It is impossible to separate language from literature, or politics, or most of our everyday human interactions. In this article, though, discussion is centered on language structure rather than how it is used in human society. Accordingly, language is treated almost exclusively from the point of view of linguistics, and the article concentrates on what we have learned about language from that discipline over the last two centuries. Linguists study individual human languages and linguistic behaviour in order to discover the fundamental properties of this general human language. Through this enterprise, they also hope to discover some fundamental aspects of what it means to be human. The importance of language and languages goes far beyond internal structure, extending to almost all human endeavours.
Language, being a human activity, is social in nature; hence, linguistics is usually classified as a social science. Because languages can only be studied through human behaviour, linguistics, like psychology, is further classified as a behavioral science; and because language is essentially mental, linguistics is also a cognitive science.
There are many ways to study language scientifically. The most traditional, with its roots going back thousands of years to the Classical Greek and even Classical Sanskrit grammarians, is called Descriptive Linguistics. Its goal is to provide an explicit description of a language (often called a grammar), either in whole or in part (for example, a description of the sound system of Swahili). A linguist’s grammar, though, unlike those some may remember from school, is never prescriptive: it does not dictate how a language should be (proper language) but instead draws on the actual linguistic behaviour of speakers. Often, a descriptive linguist, especially one working on one of the many less-studied languages, will spend considerable time in the field, learning from the speakers of the language and sometimes writing the language down for the first time. Theoretical Linguistics, of which there are many varieties, seeks to provide explicit general principles that are applicable to all languages, often drawing on descriptive grammars. Within both descriptive and theoretical linguistics, historical linguistics is devoted to the study of how languages change over time. Sociolinguistics treats the broad question of language in society and includes the study of dialects. Psycholinguistics uses the methods of experimental psychology with language as the primary source of data. Child Language Acquisition is devoted to learning how children acquire language early in life. Neurolinguistics addresses the relationship between language and the brain. Computational Linguistics deals with the interaction of computers and language, for such purposes as Speech Synthesis, the production of artificial speech from written text, or Speech Recognition, the conversion of speech to text, or parsing, the automatic description of the grammatical structure of a text.
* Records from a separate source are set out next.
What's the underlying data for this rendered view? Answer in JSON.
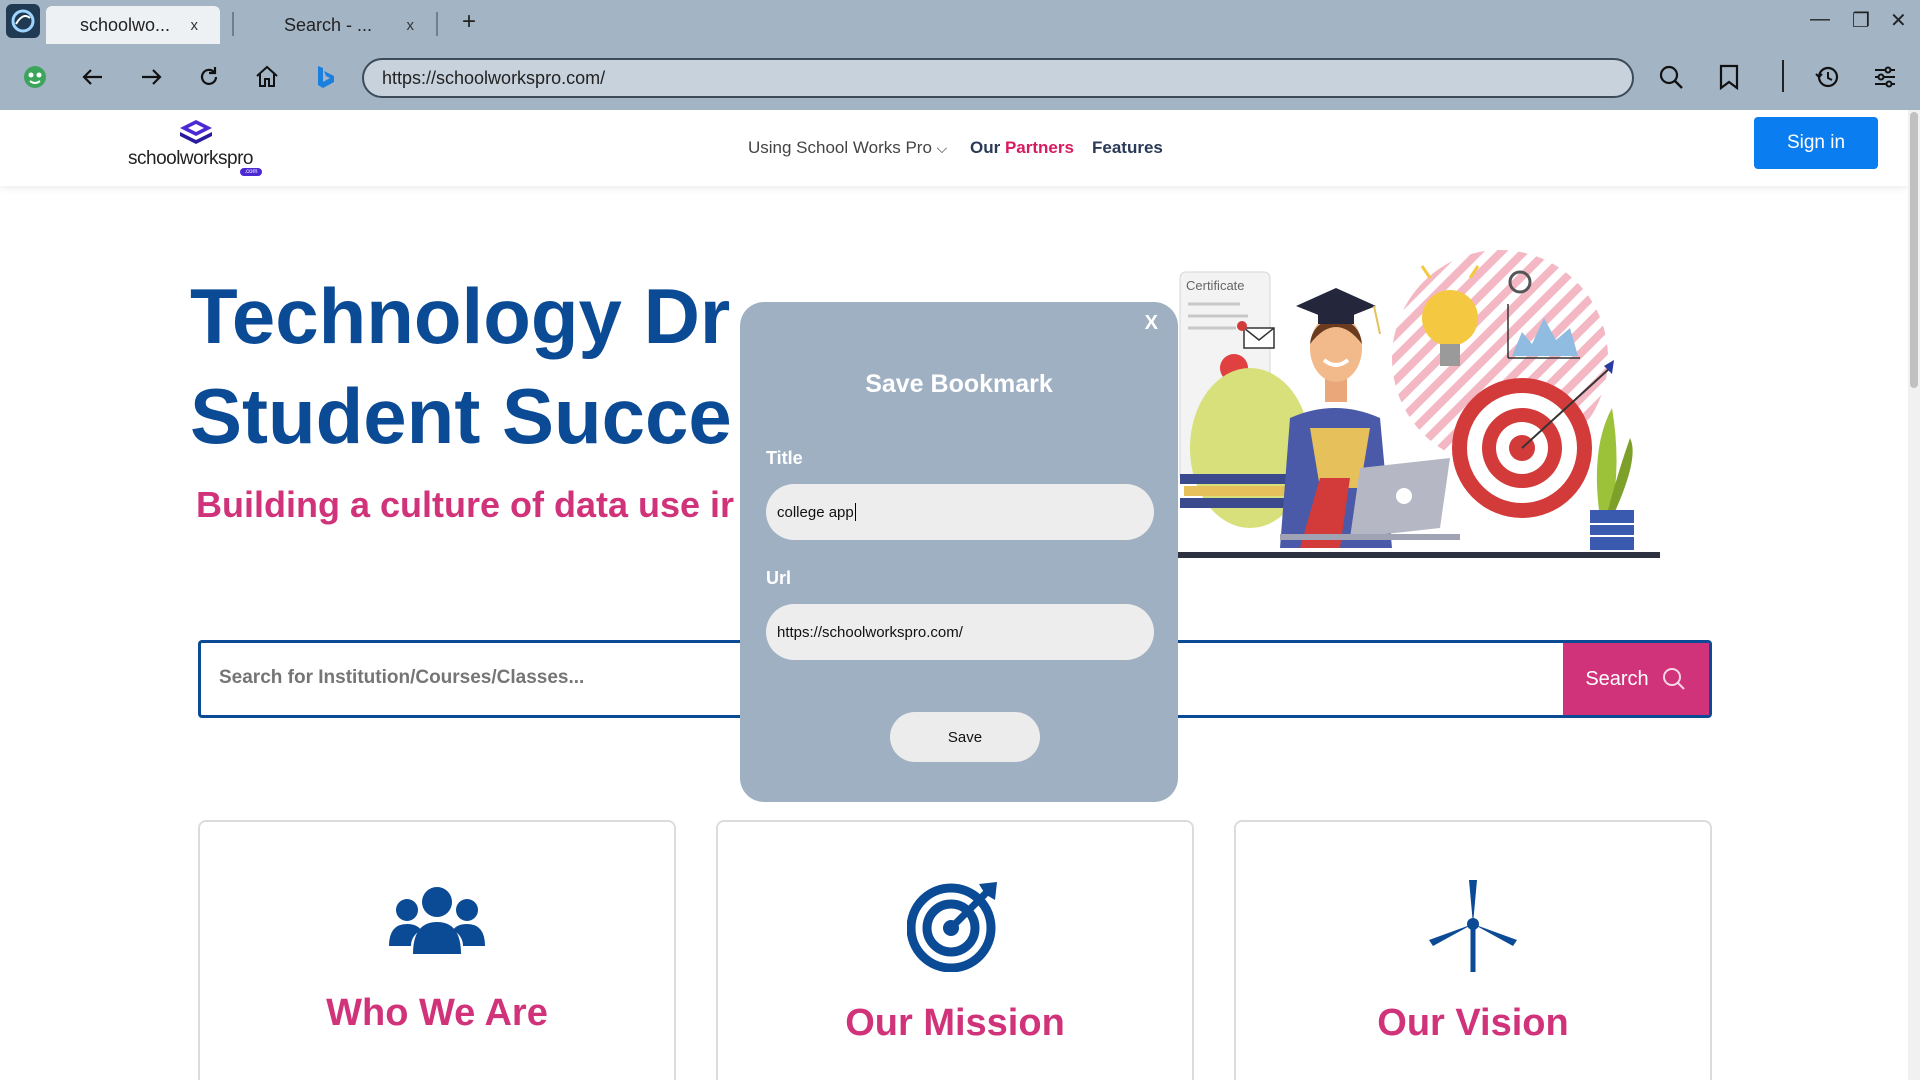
{
  "browser": {
    "tabs": [
      {
        "title": "schoolwo...",
        "close": "x",
        "active": true
      },
      {
        "title": "Search - ...",
        "close": "x",
        "active": false
      }
    ],
    "new_tab": "+",
    "url": "https://schoolworkspro.com/",
    "window_controls": {
      "minimize": "—",
      "restore": "❐",
      "close": "✕"
    },
    "icons": [
      "app-icon",
      "profile-icon",
      "back-icon",
      "forward-icon",
      "refresh-icon",
      "home-icon",
      "bing-icon",
      "search-icon",
      "bookmark-icon",
      "history-icon",
      "settings-icon"
    ]
  },
  "site": {
    "logo_text": "schoolworkspro",
    "logo_sub": ".com",
    "nav": {
      "using": "Using School Works Pro",
      "using_chevron": "⌵",
      "our": "Our",
      "partners": "Partners",
      "features": "Features"
    },
    "signin": "Sign in",
    "hero": {
      "title_line1": "Technology Dr",
      "title_line2": "Student Succe",
      "subtitle": "Building a culture of data use ir"
    },
    "search": {
      "placeholder": "Search for Institution/Courses/Classes...",
      "button": "Search"
    },
    "illustration": {
      "certificate_text": "Certificate"
    },
    "cards": [
      {
        "title": "Who We Are",
        "icon": "users-icon"
      },
      {
        "title": "Our Mission",
        "icon": "target-icon"
      },
      {
        "title": "Our Vision",
        "icon": "wind-turbine-icon"
      }
    ],
    "colors": {
      "primary_blue": "#0b4a94",
      "accent_pink": "#d0337a",
      "signin_blue": "#0a7df0",
      "chrome": "#a3b4c5",
      "modal": "#9fb0c2"
    }
  },
  "modal": {
    "close": "X",
    "title": "Save Bookmark",
    "title_label": "Title",
    "title_value": "college app",
    "url_label": "Url",
    "url_value": "https://schoolworkspro.com/",
    "save": "Save"
  }
}
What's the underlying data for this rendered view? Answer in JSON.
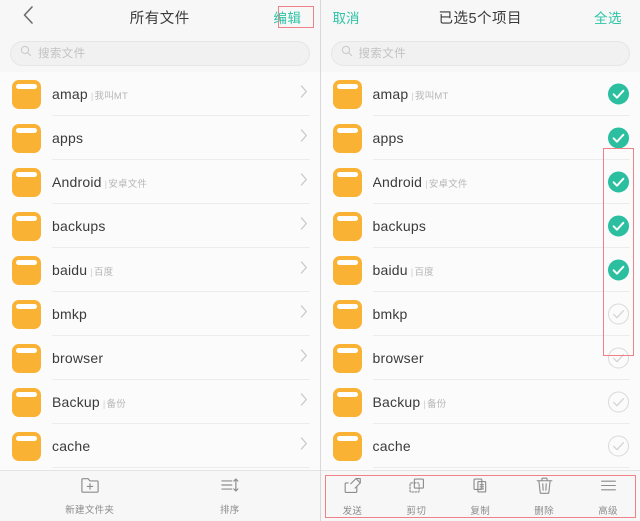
{
  "left": {
    "nav": {
      "back_icon": "chevron-left-icon",
      "title": "所有文件",
      "action_label": "编辑"
    },
    "search": {
      "icon": "search-icon",
      "placeholder": "搜索文件"
    },
    "toolbar": [
      {
        "icon": "new-folder-icon",
        "label": "新建文件夹"
      },
      {
        "icon": "sort-icon",
        "label": "排序"
      }
    ]
  },
  "right": {
    "nav": {
      "cancel_label": "取消",
      "title": "已选5个项目",
      "select_all_label": "全选"
    },
    "search": {
      "icon": "search-icon",
      "placeholder": "搜索文件"
    },
    "toolbar": [
      {
        "icon": "share-icon",
        "label": "发送"
      },
      {
        "icon": "cut-icon",
        "label": "剪切"
      },
      {
        "icon": "copy-icon",
        "label": "复制"
      },
      {
        "icon": "trash-icon",
        "label": "删除"
      },
      {
        "icon": "menu-icon",
        "label": "高级"
      }
    ]
  },
  "files": [
    {
      "name": "amap",
      "alias": "我叫MT",
      "selected": true
    },
    {
      "name": "apps",
      "alias": "",
      "selected": true
    },
    {
      "name": "Android",
      "alias": "安卓文件",
      "selected": true
    },
    {
      "name": "backups",
      "alias": "",
      "selected": true
    },
    {
      "name": "baidu",
      "alias": "百度",
      "selected": true
    },
    {
      "name": "bmkp",
      "alias": "",
      "selected": false
    },
    {
      "name": "browser",
      "alias": "",
      "selected": false
    },
    {
      "name": "Backup",
      "alias": "备份",
      "selected": false
    },
    {
      "name": "cache",
      "alias": "",
      "selected": false
    }
  ],
  "colors": {
    "accent": "#2ec4a6",
    "check_on": "#2bbfa0",
    "folder": "#f9b233",
    "annotation": "#ef8289",
    "background": "#f7f7f7",
    "list_background": "#fbfbfb"
  },
  "separator": "|"
}
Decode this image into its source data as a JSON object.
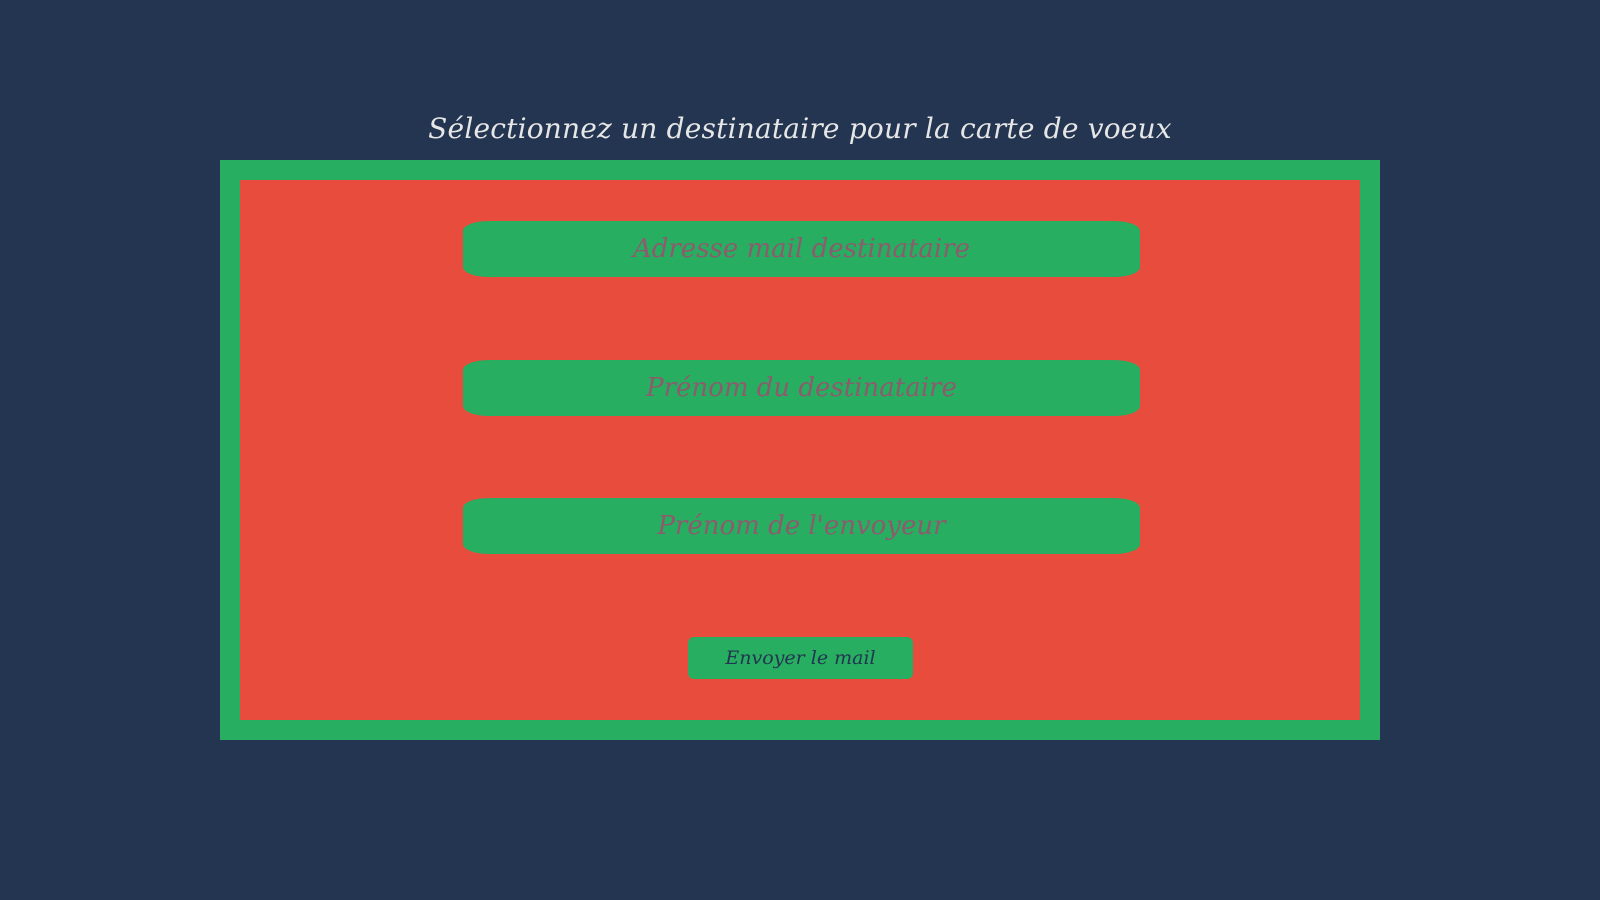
{
  "page": {
    "title": "Sélectionnez un destinataire pour la carte de voeux"
  },
  "form": {
    "email_placeholder": "Adresse mail destinataire",
    "recipient_name_placeholder": "Prénom du destinataire",
    "sender_name_placeholder": "Prénom de l'envoyeur",
    "submit_label": "Envoyer le mail"
  },
  "colors": {
    "background": "#233551",
    "frame": "#27ae60",
    "panel": "#e74c3c",
    "field": "#27ae60",
    "placeholder_text": "#8e5a6e",
    "title_text": "#e6e6e6",
    "button_text": "#233551"
  }
}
Written Language and Spoken Language
Most people think of a language as primarily written. Indeed, when a person studies a language in school, they usually study the written language, either literature (texts written in the language) or composition (in which the students compose their own written texts). Spoken language is given second place in schools and universities, except at the very elementary level of foreign language study. What set modern linguistics apart, beginning in the nineteenth century, was the realization that the opposite is true: language is primarily spoken, and written language is an imperfect reflection of spoken language, conveyed through a fairly new and imperfect technology, writing.
The main evidence behind this conclusion is the fact that every human society has a fully functioning spoken language while, until a century ago, only a very few societies had a written language and even then, literacy was, again until recently, confined only to a small class of people. Furthermore, the few writing systems that existed prior to the twentieth century all owed their origins to three or four quite recent inventions, not much more than five thousand years old, while many scholars believe that human language evolved at least 50,000 years ago. All these writing systems arose in early materially advanced state-like societies. These inventions include Sumerian cuneiform and Egyptian hieroglyphic writing in the Middle East (likely related to one another in origin); Chinese writing; and Mayan hieroglyphic writing (deciphered only in the mid twentieth century). The alphabet, the most widely used of modern writing systems, was an adaptation by Semitic-speaking people of aspects of the Egyptian system. It is therefore spoken language that is common to all human societies.
Spoken language comes naturally to all normal human children: expose a normal young human child to any language from a very early age and the child will fully master the language without any overt instruction, while it is very difficult for most humans to acquire a new language after a certain age (generally around puberty). It is as if young human children came preprogramed to acquire a spoken language (something that many though not all linguists believe). Written language, by contrast, must be overtly taught; it is never learned effortlessly, and rarely perfectly.
Language Equality
If all societies have languages, then we may begin to ask in what ways all these languages differ from one another and in what ways they are similar. The first question, asked very early on in the history of the modern study of language, was whether one language is more advanced or evolved or complex than another. The answer is no: there is no obvious way to rank languages on some evolutionary scale: all languages appear to be equal in their expressive capacities. Some languages may have more words than others or may have words for certain notions that are not conventionalized in other languages, but no language is inherently incapable of expressing a given proposition. This realization of the equality of natural languages was in turn important in the realization that all humans are equal, regardless of the material, social, economic, and political complexity of the society in which they live. We know that members of the materially most simple societies are equal to members of the materially most advanced societies in no small part because we can find no convincing evidence that the language of one is more advanced than the language of the other.